The library is intentionally simple and accessible, making it suitable for both practical applications and educational use in state-space modeling.

Purpose

Many real-world problems require robust estimation of hidden states from noisy observations, such as in signal processing, time series analysis, and control systems. pykalman was created to address these tasks with a clean, easy-to-use API built on well-established mathematical foundations.

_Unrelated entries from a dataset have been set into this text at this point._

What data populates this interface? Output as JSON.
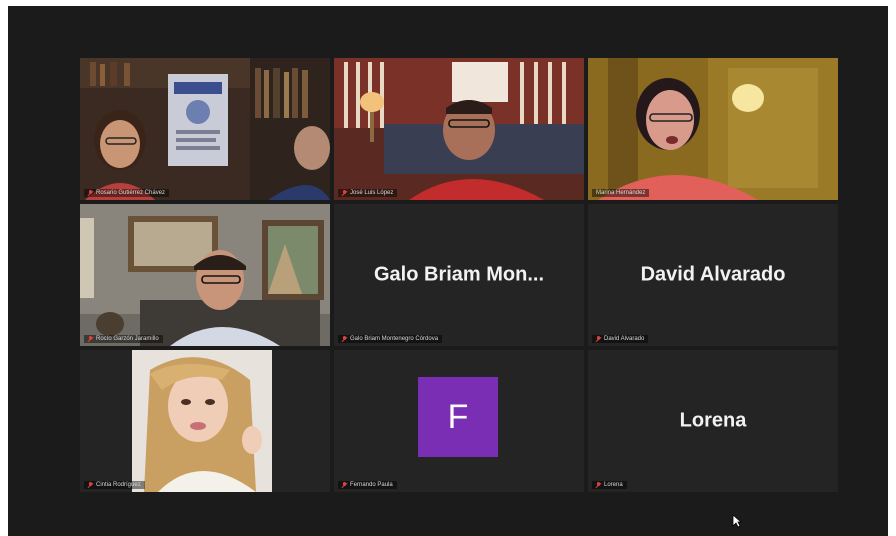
{
  "participants": [
    {
      "name": "Rosario Gutiérrez Chávez",
      "muted": true
    },
    {
      "name": "José Luis López",
      "muted": true
    },
    {
      "name": "Marina Hernández",
      "muted": false
    },
    {
      "name": "Rocío Garzón Jaramillo",
      "muted": true
    },
    {
      "name": "Galo Briam Montenegro Córdova",
      "display": "Galo  Briam  Mon...",
      "muted": true
    },
    {
      "name": "David Alvarado",
      "display": "David Alvarado",
      "muted": true
    },
    {
      "name": "Cintia Rodríguez",
      "muted": true
    },
    {
      "name": "Fernando Paula",
      "avatar_letter": "F",
      "avatar_color": "#7a2eb4",
      "muted": true
    },
    {
      "name": "Lorena",
      "display": "Lorena",
      "muted": true
    }
  ],
  "active_speaker_color": "#d9c94a",
  "mute_icon_color": "#e04040"
}
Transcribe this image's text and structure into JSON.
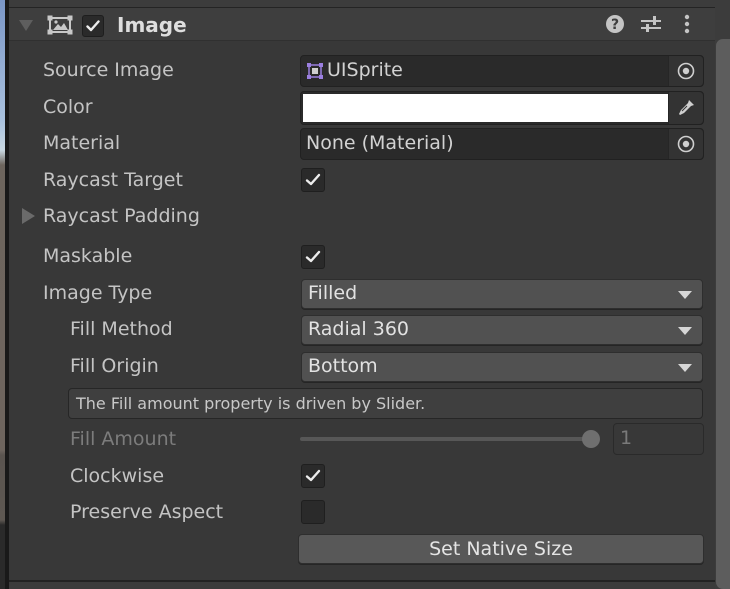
{
  "component": {
    "title": "Image",
    "enabled": true,
    "icon": "image-component-icon",
    "header_icons": [
      "help-icon",
      "presets-icon",
      "kebab-menu-icon"
    ]
  },
  "properties": {
    "source_image": {
      "label": "Source Image",
      "value": "UISprite",
      "icon": "sprite-icon",
      "picker_icon": "object-picker-icon"
    },
    "color": {
      "label": "Color",
      "value": "#ffffff",
      "picker_icon": "eyedropper-icon"
    },
    "material": {
      "label": "Material",
      "value": "None (Material)",
      "picker_icon": "object-picker-icon"
    },
    "raycast_target": {
      "label": "Raycast Target",
      "checked": true
    },
    "raycast_padding": {
      "label": "Raycast Padding",
      "expanded": false
    },
    "maskable": {
      "label": "Maskable",
      "checked": true
    },
    "image_type": {
      "label": "Image Type",
      "value": "Filled"
    },
    "fill_method": {
      "label": "Fill Method",
      "value": "Radial 360"
    },
    "fill_origin": {
      "label": "Fill Origin",
      "value": "Bottom"
    },
    "help_message": "The Fill amount property is driven by Slider.",
    "fill_amount": {
      "label": "Fill Amount",
      "value": "1",
      "slider_fraction": 1.0,
      "disabled": true
    },
    "clockwise": {
      "label": "Clockwise",
      "checked": true
    },
    "preserve_aspect": {
      "label": "Preserve Aspect",
      "checked": false
    }
  },
  "buttons": {
    "set_native_size": "Set Native Size"
  },
  "colors": {
    "panel_bg": "#383838",
    "sprite_icon": "#9b7fe0"
  }
}
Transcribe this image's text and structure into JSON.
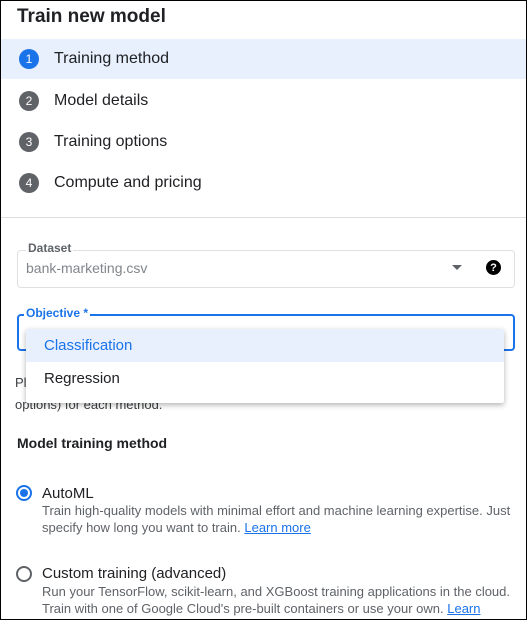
{
  "header": {
    "title": "Train new model"
  },
  "steps": [
    {
      "num": "1",
      "label": "Training method"
    },
    {
      "num": "2",
      "label": "Model details"
    },
    {
      "num": "3",
      "label": "Training options"
    },
    {
      "num": "4",
      "label": "Compute and pricing"
    }
  ],
  "dataset": {
    "label": "Dataset",
    "value": "bank-marketing.csv",
    "help": "?"
  },
  "objective": {
    "label": "Objective *",
    "options": [
      "Classification",
      "Regression"
    ],
    "highlighted": "Classification"
  },
  "partial_text": {
    "line1_prefix": "Pl",
    "line2": "options) for each method."
  },
  "training": {
    "section_title": "Model training method",
    "automl": {
      "label": "AutoML",
      "desc": "Train high-quality models with minimal effort and machine learning expertise. Just specify how long you want to train.",
      "link": "Learn more"
    },
    "custom": {
      "label": "Custom training (advanced)",
      "desc": "Run your TensorFlow, scikit-learn, and XGBoost training applications in the cloud. Train with one of Google Cloud's pre-built containers or use your own.",
      "link": "Learn more"
    }
  },
  "colors": {
    "accent": "#1a73e8",
    "active_bg": "#e8f0fe",
    "step_circle": "#5f6368"
  }
}
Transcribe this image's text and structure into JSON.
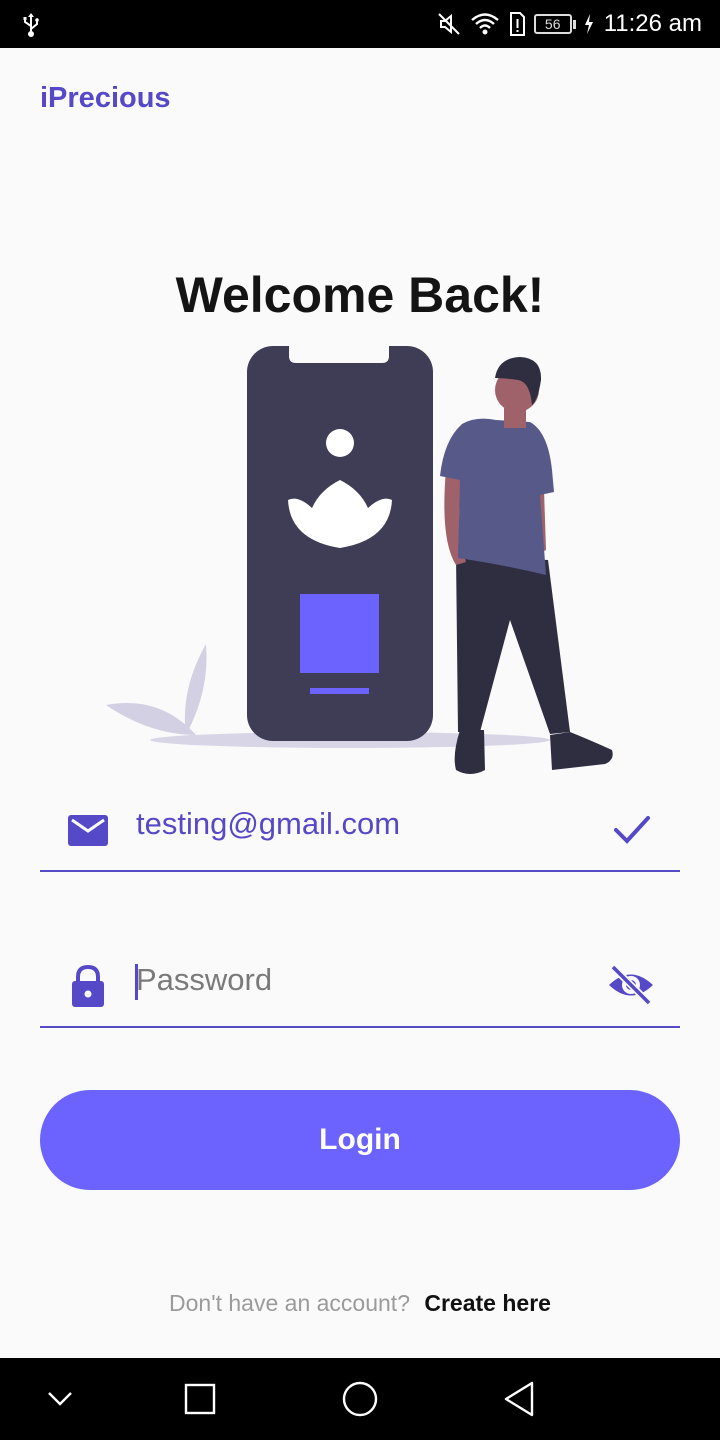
{
  "status_bar": {
    "battery_level": "56",
    "time": "11:26 am",
    "icons": [
      "usb-icon",
      "mute-icon",
      "wifi-icon",
      "alert-icon",
      "battery-icon",
      "charging-icon"
    ]
  },
  "header": {
    "app_title": "iPrecious"
  },
  "main": {
    "heading": "Welcome Back!"
  },
  "form": {
    "email": {
      "value": "testing@gmail.com",
      "icon": "mail-icon",
      "trailing_icon": "check-icon"
    },
    "password": {
      "value": "",
      "placeholder": "Password",
      "icon": "lock-icon",
      "trailing_icon": "visibility-off-icon"
    },
    "login_label": "Login"
  },
  "footer": {
    "question": "Don't have an account?",
    "create_link": "Create here"
  },
  "colors": {
    "accent": "#5649c8",
    "button": "#6c63ff",
    "background": "#fafafa",
    "phone": "#3f3d56"
  },
  "nav_bar": {
    "icons": [
      "collapse-icon",
      "recents-icon",
      "home-icon",
      "back-icon"
    ]
  }
}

The focus is on simplicity, reliability, and reproducibility.

Core Features

  • Kalman Filter for linear state-space models

  • Kalman Smoother for backward state estimation

  • Unscented Kalman Filter for non-linear dynamics

  • Expectation-Maximization (EM) algorithm for parameter learning

  • Support for missing or masked observations

  • Online and sequential state estimation

  • Numerically robust square-root filters

Linear State-Space Models

Kalman Filter

The classic Kalman Filter enables recursive state estimation in linear dynamical systems with Gaussian noise.

Kalman Smoother

In addition to forward filtering, the Kalman Smoother improves state estimates by incorporating future observations.

Parameter Estimation

EM Algorithm

pykalman includes an Expectation-Maximization algorithm to automatically learn model parameters from observed data, reducing manual tuning and improving applicability to real-world systems.

Non-Linear Models

Unscented Kalman Filter

For systems with non-linear transition or observation functions, pykalman provides the Unscented Kalman Filter, which more accurately approximates non-linear transformations than linearization-based approaches.

Missing Data and Online Estimation

Handling Missing Observations

The library explicitly supports missing or masked measurements and remains stable when working with incomplete time series.

Online State Estimation

pykalman supports incremental state updates, making it suitable for streaming data and real-time applications.

Numerical Stability

Square-Root Filters

For improved numerical robustness, square-root variants such as the Cholesky Kalman Filter are available, offering greater stability in long sequences or poorly conditioned problems.

Use Cases

  • Time series analysis and signal processing

  • State and trajectory estimation

  • Dynamical systems and control

  • Tracking and sensor fusion

  • Research, teaching, and prototyping

Open Source

pykalman is released as open-source software under the BSD 3-Clause License. Originally created by Daniel Duckworth, the project is actively maintained by the community.

GC.OS supports pykalman as an open-source project enabling transparent, robust, and mathematically grounded state estimation and time series modeling.